The Reinvention of Britain 1960-2016
by Scott Newton
(Routledge, £23.99)
IN 1945, Labour introduced a programme of full employment, public ownership and the welfare state. A brave new world of economic expansion and renewal, it was interrupted by problems of inflation, the adverse balances of international payments and the runs on sterling which continued under later Tory governments.
Those problems continued under the Labour government of Harold Wilson, which in 1964 put the accent on planning and supply side reforms. But the aim of increased growth of 25 per cent up to 1970 was a target not achieved.
Tory leader Edward Heath next took charge of the mixed economy, which still included high taxation of the rich. He removed restrictions on the banks' powers of lending, so that funds flowed increasingly into property purchase and financial speculation. His party began to demand Milton Friedman's remedy for inflation —reduction in the money supply, and the demise of the full employment target — and eventually negotiated entry to the European Economic Community (EEC) in order to stimulate the economy.
Labour's last five years back in office saw the demands for the monetarist approach to solve the endemic inflation and balance of payments crises rise to a chorus in the financial markets and the Tory Party and in this book Scott Newton gives a sympathetic account of the radical left response, led by Tony Benn and Stuart Holland, in favour of more nationalisation and greater state control over capital exports and the level of imports.
They argued that the multinationals, forming most of the top 100 British firms, were able to evade credit controls and taxation and indeed a parliamentary committee in 2008 found that a quarter of Britain's multinationals paid no corporation tax at all in 2005-2006.
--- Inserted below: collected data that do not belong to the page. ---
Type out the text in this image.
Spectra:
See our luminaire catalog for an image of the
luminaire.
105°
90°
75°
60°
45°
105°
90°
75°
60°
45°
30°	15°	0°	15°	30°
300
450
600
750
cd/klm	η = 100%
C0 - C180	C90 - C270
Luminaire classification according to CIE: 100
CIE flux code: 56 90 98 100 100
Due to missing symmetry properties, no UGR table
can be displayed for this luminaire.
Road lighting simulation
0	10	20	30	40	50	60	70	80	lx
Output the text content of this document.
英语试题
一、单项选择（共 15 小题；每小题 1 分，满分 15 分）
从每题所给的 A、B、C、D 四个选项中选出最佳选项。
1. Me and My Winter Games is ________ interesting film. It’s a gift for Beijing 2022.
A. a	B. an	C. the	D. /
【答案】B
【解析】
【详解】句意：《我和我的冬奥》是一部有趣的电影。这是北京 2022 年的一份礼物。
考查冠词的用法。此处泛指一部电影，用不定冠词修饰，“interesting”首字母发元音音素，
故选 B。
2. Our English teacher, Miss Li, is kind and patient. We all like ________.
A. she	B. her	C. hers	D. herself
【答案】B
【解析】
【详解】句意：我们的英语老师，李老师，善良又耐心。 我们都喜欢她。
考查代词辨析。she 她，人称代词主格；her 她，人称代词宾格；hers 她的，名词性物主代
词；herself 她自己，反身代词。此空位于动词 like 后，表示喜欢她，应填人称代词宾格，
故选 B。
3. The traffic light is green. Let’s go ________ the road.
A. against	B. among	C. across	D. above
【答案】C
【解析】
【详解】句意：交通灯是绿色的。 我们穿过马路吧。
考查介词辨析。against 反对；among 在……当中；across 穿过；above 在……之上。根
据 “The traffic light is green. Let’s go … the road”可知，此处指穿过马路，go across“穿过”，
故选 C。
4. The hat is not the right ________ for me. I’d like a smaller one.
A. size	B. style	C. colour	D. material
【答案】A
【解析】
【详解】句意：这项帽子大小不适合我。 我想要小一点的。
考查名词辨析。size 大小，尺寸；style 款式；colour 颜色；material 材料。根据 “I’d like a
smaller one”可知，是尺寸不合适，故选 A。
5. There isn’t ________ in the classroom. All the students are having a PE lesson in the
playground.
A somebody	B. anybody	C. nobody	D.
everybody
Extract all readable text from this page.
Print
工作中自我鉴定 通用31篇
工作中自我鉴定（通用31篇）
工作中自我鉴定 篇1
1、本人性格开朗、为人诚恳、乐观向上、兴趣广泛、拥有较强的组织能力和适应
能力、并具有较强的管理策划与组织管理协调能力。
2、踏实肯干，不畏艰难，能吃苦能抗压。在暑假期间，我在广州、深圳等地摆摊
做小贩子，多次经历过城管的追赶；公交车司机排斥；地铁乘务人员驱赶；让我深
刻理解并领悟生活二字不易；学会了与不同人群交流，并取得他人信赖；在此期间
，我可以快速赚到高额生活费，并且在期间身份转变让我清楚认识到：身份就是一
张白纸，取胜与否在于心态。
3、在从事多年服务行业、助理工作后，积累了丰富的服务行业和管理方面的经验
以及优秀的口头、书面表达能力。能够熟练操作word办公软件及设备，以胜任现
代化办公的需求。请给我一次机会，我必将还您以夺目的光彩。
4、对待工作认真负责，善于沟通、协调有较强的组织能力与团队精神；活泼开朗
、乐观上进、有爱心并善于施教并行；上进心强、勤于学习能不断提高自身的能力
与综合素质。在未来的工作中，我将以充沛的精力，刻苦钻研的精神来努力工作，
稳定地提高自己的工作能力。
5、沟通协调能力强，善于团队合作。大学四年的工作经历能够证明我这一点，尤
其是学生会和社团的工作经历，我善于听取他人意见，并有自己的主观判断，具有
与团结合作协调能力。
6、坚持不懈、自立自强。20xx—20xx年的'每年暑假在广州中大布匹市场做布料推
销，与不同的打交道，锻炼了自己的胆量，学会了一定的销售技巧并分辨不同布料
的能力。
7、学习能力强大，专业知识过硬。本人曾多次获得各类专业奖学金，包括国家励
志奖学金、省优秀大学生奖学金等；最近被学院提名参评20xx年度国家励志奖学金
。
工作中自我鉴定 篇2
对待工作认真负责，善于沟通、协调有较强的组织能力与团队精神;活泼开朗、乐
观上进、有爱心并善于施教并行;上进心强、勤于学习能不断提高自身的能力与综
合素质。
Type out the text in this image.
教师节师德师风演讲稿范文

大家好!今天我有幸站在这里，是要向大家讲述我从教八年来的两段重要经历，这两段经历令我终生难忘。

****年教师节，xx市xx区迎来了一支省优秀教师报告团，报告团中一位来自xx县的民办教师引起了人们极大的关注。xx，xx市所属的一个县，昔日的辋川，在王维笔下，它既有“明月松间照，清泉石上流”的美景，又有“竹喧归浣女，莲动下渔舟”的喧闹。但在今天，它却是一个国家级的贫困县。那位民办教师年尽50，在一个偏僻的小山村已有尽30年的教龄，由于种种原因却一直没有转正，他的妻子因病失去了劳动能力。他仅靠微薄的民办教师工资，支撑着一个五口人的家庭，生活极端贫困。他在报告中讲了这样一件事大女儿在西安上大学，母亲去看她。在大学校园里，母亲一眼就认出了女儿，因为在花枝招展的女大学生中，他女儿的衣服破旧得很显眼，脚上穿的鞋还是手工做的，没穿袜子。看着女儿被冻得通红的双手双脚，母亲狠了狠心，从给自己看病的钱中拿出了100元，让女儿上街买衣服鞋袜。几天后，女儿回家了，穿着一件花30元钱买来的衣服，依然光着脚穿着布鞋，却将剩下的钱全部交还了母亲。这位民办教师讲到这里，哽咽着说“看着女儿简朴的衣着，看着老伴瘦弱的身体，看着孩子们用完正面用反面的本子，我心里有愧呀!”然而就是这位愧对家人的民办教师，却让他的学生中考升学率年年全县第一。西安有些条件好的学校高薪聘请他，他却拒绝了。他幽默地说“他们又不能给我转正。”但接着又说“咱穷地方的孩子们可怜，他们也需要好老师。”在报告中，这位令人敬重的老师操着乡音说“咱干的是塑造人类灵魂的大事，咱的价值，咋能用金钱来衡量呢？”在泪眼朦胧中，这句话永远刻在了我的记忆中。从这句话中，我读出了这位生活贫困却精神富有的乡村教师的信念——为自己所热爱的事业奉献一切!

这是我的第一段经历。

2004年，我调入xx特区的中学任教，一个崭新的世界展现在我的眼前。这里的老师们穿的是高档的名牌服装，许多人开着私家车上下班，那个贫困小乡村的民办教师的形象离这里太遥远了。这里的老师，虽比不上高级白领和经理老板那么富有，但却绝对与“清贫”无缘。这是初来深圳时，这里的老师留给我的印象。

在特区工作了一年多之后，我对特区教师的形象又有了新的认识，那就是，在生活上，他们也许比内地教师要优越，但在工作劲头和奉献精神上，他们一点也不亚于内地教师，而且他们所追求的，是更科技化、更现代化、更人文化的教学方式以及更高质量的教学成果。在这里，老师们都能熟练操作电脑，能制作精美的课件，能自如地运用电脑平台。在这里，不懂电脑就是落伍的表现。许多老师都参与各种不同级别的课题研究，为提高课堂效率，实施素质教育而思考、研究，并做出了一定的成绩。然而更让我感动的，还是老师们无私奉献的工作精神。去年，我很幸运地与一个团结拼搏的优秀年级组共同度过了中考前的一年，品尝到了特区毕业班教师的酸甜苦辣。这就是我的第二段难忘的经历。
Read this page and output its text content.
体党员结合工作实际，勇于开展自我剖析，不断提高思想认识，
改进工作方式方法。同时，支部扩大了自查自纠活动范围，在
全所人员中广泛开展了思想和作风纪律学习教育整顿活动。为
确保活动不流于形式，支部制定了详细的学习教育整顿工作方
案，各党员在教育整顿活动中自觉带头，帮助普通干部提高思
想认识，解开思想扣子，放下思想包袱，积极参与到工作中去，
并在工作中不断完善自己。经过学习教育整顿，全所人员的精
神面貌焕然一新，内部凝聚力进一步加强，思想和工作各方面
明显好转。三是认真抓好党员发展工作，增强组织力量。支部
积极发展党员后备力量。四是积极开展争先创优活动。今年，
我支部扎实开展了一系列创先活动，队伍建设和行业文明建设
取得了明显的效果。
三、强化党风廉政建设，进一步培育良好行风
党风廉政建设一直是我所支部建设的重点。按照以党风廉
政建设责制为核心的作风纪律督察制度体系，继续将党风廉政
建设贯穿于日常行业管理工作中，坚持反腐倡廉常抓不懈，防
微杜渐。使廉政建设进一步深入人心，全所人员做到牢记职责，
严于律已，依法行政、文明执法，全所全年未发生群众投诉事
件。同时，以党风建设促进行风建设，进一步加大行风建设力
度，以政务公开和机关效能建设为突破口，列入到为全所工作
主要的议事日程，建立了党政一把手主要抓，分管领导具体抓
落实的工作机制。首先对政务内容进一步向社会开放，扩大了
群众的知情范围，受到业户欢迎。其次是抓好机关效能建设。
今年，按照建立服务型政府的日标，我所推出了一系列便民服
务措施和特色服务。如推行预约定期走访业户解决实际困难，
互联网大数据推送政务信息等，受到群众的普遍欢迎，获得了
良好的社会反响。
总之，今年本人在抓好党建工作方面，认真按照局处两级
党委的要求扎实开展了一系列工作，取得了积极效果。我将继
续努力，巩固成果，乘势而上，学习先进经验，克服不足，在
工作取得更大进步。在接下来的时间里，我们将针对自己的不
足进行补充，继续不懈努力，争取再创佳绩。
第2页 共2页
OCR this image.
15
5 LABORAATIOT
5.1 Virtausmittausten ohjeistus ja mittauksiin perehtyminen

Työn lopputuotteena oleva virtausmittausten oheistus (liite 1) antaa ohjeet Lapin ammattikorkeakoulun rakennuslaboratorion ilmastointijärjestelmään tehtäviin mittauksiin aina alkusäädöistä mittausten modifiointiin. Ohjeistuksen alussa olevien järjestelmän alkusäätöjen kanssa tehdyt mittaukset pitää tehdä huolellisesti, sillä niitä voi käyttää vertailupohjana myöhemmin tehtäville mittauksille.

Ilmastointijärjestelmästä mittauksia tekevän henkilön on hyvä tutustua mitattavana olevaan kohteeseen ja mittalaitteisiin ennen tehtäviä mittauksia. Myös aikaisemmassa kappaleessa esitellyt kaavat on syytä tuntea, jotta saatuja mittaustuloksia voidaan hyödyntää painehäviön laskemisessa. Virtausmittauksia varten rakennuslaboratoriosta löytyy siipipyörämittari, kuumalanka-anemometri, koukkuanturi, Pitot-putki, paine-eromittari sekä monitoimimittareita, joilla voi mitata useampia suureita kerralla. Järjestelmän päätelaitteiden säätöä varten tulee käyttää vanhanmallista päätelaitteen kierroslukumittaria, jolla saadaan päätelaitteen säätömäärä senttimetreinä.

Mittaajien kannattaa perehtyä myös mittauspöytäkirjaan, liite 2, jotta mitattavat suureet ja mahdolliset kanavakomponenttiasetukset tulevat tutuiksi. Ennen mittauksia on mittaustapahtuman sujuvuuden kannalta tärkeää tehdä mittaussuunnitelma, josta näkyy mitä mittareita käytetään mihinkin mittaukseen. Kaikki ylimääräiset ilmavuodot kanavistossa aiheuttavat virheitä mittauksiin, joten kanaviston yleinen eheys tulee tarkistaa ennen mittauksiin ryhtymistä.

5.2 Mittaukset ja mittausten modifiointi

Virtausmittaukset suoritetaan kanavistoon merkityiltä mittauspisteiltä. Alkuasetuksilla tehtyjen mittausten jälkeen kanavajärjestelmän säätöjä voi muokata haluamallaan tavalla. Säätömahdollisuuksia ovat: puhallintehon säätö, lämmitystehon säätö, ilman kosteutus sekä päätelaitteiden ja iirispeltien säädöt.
The left, dominating the Labour Party's national executive committee, proposed a state holding board to establish a controlling interest in 25 leading firms to support the development of new products and prevent speculative pressures that had bedevilled sterling during the last Labour government.
Benn subsequently supported compulsory planning agreements with the top 100 companies. It was generally recognised that to implement these controls would require withdrawal from the EEC.
The dominating political issue became the Common Market referendum, after which the case for an alternative economic policy was lost.
Thatcher swept to power and within a few years severe recession ruled, with bankruptcies, factory closures and mass unemployment and deregulation of the economy, though the service sector became prosperous and personal consumption increased on average.
Her downfall, linked to her hostile attitude to the European project, was followed by John Major's Tory government, an interlude before the business and finance-friendly New Labour government which sought to widen the party's appeal to the professions and small business and attracted substantial funds from business and the City.
In the words of Newton's acute analysis of the Blair government, "it embraced the political economy of neoliberalism" and, ultimately, its light-touch control of the financial sector and economic management would lead to the great crash of 2007-8 and its ideological discrediting in the 2010 general election.
This is neither to gainsay or exaggerate the benefits of its reforms, such as Sure Start and more money for schools.
Newton's is a stimulating history, notable for its detail and clarity. Today, the fight to control the capitalist tiger is resumed, with the Labour Party's huge membership backing Corbyn, Tony Benn's principles an inspiration and For the Many, Not the Few a hot programme for change.